# Guidelight White



## giansiro (Mar 26, 2015)

I found this deal online for Safely Transforms your Outlet Cover Plate into a Convenient Night Light.

Easy-to-install sleek, and energy-efficient design.


http://www.lowvoltagesupply.com/dealoftheday.asp.


Is this worth $13.5? Is anyone used them before, I would appreciate any advise.

Thank you.


----------



## giansiro (Mar 26, 2015)

My second question is :If it requires no wires or batteries where does it get its power? There's wires in there, or witchcraft?


----------



## mbednarik (Oct 10, 2011)

Magic I don't know. Should buy one and check it out.


----------



## B-Nabs (Jun 4, 2014)

Looks to me like there are tabs that stick out from the back of the plate that make contact with the terminals on the sides of the receptacle.
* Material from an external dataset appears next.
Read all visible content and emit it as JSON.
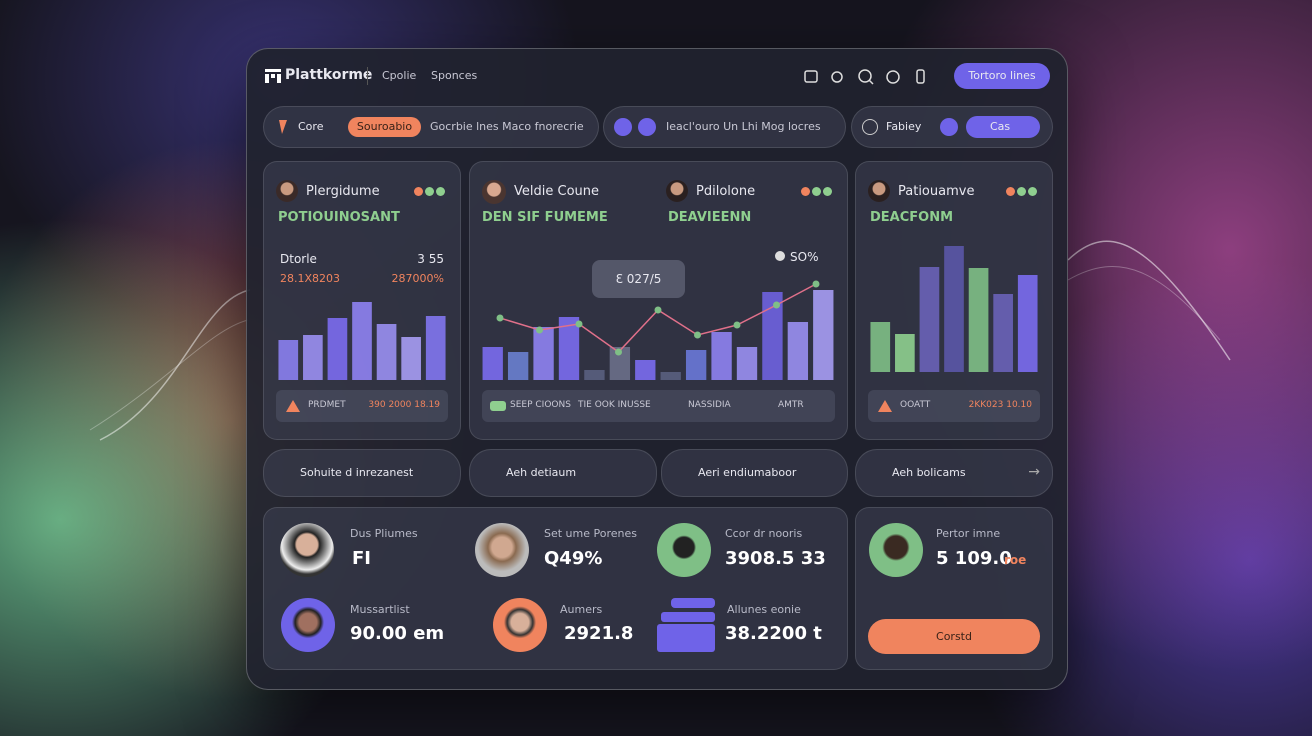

Sent from my SM-G920W8 using Tapatalk


----------



## GrayHair (Jan 14, 2013)

giansiro said:


> My second question is :If it requires no wires or batteries where does it get its power? There's wires in there, or witchcraft?


Wondered about that myself initially. Tabs on the back of the plastic plate contact the screws on the outlet. Snap's USB unit is the same way.


----------



## giansiro (Mar 26, 2015)

I bought 2 pcs and LOVE them! they are perfect for at the top and bottom of our stairs and down a hallway. for sure we will buy more.


----------